The plan also calls for a temporary halt to litigation in cases that do not involve fraud, investor harm, or immediate risk. That includes major cases involving companies like Binance, Coinbase, and Ripple, which have regularly caused friction between the SEC and the cryptocurrency industry.
The goal is to create a more balanced approach and avoid stifling innovation. The goal of this reset is specifically to build trust and remove confusion in the digital asset space.

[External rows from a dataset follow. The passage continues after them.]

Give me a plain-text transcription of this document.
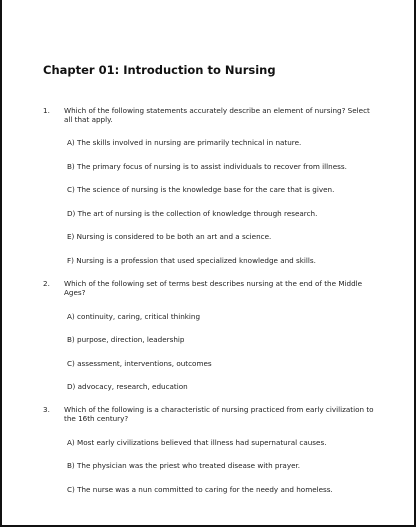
Chapter 01: Introduction to Nursing
1. Which of the following statements accurately describe an element of nursing? Select all that apply.
A) The skills involved in nursing are primarily technical in nature.
B) The primary focus of nursing is to assist individuals to recover from illness.
C) The science of nursing is the knowledge base for the care that is given.
D) The art of nursing is the collection of knowledge through research.
E) Nursing is considered to be both an art and a science.
F) Nursing is a profession that used specialized knowledge and skills.
2. Which of the following set of terms best describes nursing at the end of the Middle Ages?
A) continuity, caring, critical thinking
B) purpose, direction, leadership
C) assessment, interventions, outcomes
D) advocacy, research, education
3. Which of the following is a characteristic of nursing practiced from early civilization to the 16th century?
A) Most early civilizations believed that illness had supernatural causes.
B) The physician was the priest who treated disease with prayer.
C) The nurse was a nun committed to caring for the needy and homeless.
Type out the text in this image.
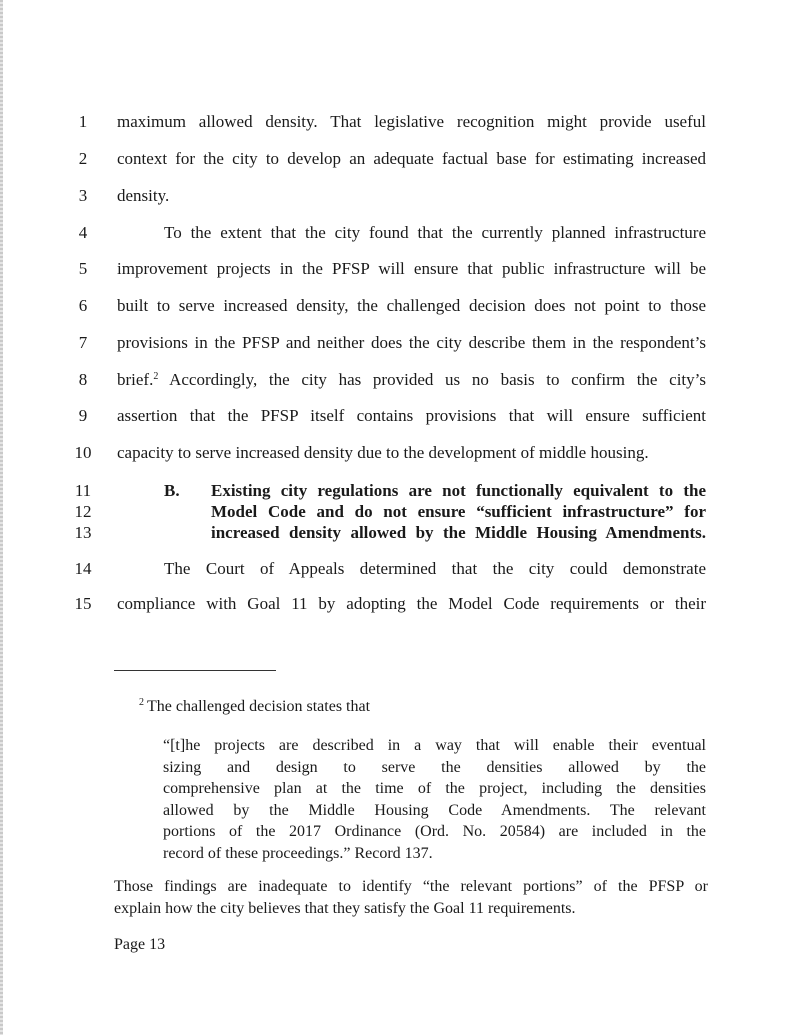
1	maximum allowed density. That legislative recognition might provide useful
2	context for the city to develop an adequate factual base for estimating increased
3	density.
4	To the extent that the city found that the currently planned infrastructure
5	improvement projects in the PFSP will ensure that public infrastructure will be
6	built to serve increased density, the challenged decision does not point to those
7	provisions in the PFSP and neither does the city describe them in the respondent’s
8	brief.$^2$ Accordingly, the city has provided us no basis to confirm the city’s
9	assertion that the PFSP itself contains provisions that will ensure sufficient
10	capacity to serve increased density due to the development of middle housing.
B.
11	Existing city regulations are not functionally equivalent to the
12	Model Code and do not ensure “sufficient infrastructure” for
13	increased density allowed by the Middle Housing Amendments.
14	The Court of Appeals determined that the city could demonstrate
15	compliance with Goal 11 by adopting the Model Code requirements or their
$^2$ The challenged decision states that
“[t]he projects are described in a way that will enable their eventual
sizing and design to serve the densities allowed by the
comprehensive plan at the time of the project, including the densities
allowed by the Middle Housing Code Amendments. The relevant
portions of the 2017 Ordinance (Ord. No. 20584) are included in the
record of these proceedings.” Record 137.
Those findings are inadequate to identify “the relevant portions” of the PFSP or
explain how the city believes that they satisfy the Goal 11 requirements.
Page 13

The coalition proposes removing old rules that have caused confusion, including the 2019 framework applying the Howey test to digital assets and the 2018 “Hinman Letter.”
The group also wants to stop regulating the industry through enforcement actions. Instead, it urges the SEC to create clear and consistent rules to help companies. These changes are essential to clear up confusion, make the market fairer, rebuild investor confidence, and encourage innovation in the crypto world.
Another priority is dealing with the burden of SAB 121, which forces companies that hold cryptocurrencies to include them in their liabilities.
The Token Alliance argues that this rule is pushing investors away from the US market and toward riskier options abroad. Although President Biden has rejected a bill to repeal SAB 121, the new administration may be able to reverse the decision and provide relief.
It also mentioned the reconsideration of the SEC’s plan to expand “exchanges” to cover decentralized finance (DeFi) platforms under Rule 3b-16. Critics argue that this could stifle innovation in the DeFi space and diminish its benefits.
Paul Atkins is expected to take a different approach than outgoing Gary Gensler. Atkins is likely to work closely with Commissioners Hester Peirce and Mark Ueda, who have been critical of the current regime’s policies on digital assets. Together, they could steer the SEC toward a more fair and transparent regulatory system.
The recent conversations the Token Alliance had with Commissioners Pierce and Ouida were positive. Both commissioners showed interest in engaging with the crypto industry. Cryptocurrency advocates see this as a good sign for future discussions and collaboration.
The next 90 days will reveal whether the SEC is able to build trust with the cryptocurrency industry and adopt a more balanced approach.